От толпы окровавленных солдат, остатков батальона пехоты, вдруг отделилась фигура в разодранной осколками шинели, с залитым кровью лицом. Парень решительно просипел сорванным голосом:
– Я с вами! Я должен за своих ребят отомстить!
За ним шагнул еще один боец и еще. Через минуту с десяток выживших после обстрела и бомбардировки солдат стояли с «мосинками» в руках перед Логуновым. Старшина спорить не стал, с целым отрядом можно преследовать немецких автоматчиков. Они хоть и напуганы неожиданной контратакой советских танкистов, но почти не растеряли свои силы, если не считать подбитых бронетранспортеров. Несколько десятков германских солдат против пяти танкистов, так что разъяренные бойцы пригодятся. К тому же Бабенко, виртуозный мехвод, в рукопашном бою он будет беззащитен, возраст и физическое сложение у него не те, чтобы преследовать и обстреливать немецкий отряд в лесу.
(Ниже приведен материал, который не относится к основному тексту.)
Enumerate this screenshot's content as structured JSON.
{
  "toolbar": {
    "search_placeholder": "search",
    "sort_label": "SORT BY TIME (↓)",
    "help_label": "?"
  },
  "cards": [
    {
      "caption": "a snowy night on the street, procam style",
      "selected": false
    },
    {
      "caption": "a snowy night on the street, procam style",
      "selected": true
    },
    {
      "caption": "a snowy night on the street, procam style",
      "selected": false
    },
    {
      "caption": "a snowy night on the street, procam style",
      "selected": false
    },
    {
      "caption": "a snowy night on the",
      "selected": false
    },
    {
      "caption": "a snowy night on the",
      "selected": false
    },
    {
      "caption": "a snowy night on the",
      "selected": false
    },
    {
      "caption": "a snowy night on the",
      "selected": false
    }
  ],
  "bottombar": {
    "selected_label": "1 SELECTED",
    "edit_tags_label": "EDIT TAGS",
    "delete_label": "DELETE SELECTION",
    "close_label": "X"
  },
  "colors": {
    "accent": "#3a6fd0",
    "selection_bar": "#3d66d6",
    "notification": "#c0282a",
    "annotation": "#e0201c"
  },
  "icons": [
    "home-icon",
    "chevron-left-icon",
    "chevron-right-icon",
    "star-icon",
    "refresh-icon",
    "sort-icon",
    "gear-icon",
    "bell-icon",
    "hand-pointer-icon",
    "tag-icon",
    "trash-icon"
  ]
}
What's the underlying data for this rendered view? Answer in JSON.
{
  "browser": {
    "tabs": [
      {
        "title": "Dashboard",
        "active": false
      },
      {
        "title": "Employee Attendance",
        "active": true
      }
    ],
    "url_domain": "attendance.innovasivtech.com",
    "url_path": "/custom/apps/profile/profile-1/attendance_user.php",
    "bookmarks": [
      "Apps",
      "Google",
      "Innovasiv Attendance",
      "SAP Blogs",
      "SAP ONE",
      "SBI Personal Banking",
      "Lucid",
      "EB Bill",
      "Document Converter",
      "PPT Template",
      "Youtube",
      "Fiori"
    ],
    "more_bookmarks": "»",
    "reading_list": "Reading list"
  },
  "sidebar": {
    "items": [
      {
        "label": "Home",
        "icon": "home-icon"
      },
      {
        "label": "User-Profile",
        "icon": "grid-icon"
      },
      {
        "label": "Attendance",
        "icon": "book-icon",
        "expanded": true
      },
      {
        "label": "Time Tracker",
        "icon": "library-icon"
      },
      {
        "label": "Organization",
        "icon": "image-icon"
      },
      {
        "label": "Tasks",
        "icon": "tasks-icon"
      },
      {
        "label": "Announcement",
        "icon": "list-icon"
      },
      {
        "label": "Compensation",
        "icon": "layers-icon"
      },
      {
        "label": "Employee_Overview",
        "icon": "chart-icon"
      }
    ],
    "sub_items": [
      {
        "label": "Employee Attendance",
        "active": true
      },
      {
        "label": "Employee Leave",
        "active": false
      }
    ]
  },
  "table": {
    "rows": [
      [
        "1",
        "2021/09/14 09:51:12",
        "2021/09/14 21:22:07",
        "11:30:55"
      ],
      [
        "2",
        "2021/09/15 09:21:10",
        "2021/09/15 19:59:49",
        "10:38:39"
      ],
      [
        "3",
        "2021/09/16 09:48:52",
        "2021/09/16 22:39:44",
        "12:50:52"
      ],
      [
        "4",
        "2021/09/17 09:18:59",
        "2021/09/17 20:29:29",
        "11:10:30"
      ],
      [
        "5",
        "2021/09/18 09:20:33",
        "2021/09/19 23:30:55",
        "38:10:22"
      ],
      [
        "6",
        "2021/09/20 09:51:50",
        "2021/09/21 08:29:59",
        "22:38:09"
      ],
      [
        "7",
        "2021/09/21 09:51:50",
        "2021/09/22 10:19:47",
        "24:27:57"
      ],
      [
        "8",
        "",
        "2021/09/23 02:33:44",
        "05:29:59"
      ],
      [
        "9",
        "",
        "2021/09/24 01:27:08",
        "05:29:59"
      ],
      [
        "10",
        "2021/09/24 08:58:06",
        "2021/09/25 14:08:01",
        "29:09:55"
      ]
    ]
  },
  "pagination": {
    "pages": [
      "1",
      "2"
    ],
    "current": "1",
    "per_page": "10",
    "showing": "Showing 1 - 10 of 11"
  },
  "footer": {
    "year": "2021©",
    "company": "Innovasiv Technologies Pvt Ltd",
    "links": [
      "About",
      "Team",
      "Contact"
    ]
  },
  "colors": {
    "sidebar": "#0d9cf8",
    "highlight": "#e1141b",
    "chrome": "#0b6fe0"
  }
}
– Сема, оставайся с ранеными, танки перегоните к дороге. – Василий повернулся к остальным: – Идем без единого звука след в след. Первым Омаев. По моей команде открываем огонь.
Цепочка из бойцов скрылась за деревьями, Алексей от досады сжал кулаки. Бабенко тут же аккуратно поймал его за рукав измазанного в крови и грязи комбинезона:
– Алексей Иванович, надо торопиться. Много раненых, нам с вами вдвоем придется их на борта машин поднимать.
Они нашли огромную еловую лапу, с помощью которой одного за другим получилось затащить пятерых человек в застывшие «тридцатьчетверки». Лежащего без сознания капитана Момашулы Алексей бережно устроил на сиденье радиста в «семерке», стараясь не шевелить раненого. Ватник и гимнастерка капитана уже пропиталась кровью, комбат лежал с серым от потери крови лицом, только по легкому движению груди и свисту при дыхании было понятно, что он все еще жив.
Соколов ветошью обтер его лицо и занял место водителя в «двенашке», впереди «семерка» выпустила сизый дымок, готовясь к движению. Гудение двигателя перекрыло стоны раненых бойцов.
В это время его танкисты вместе с выжившими стрелками крались по лесу, стараясь неслышно ступать по следам проворного Руслана. Отважный чеченец, словно зверек, перепрыгивал с сугроба на сугроб, чутко улавливая каждый звук. Он шел на звук команд немецких офицеров, которые разносило по лесу эхо. Немцы торопливо выстраивались в маршевую колонну, чтобы уже вернуться назад к опорному пункту на синявинских высотах. Они и подумать не могли, что разбитый на голову батальон советских солдат не только снова поднимется в ружье, но и бросится преследовать своего врага, чтобы нанести ответный удар.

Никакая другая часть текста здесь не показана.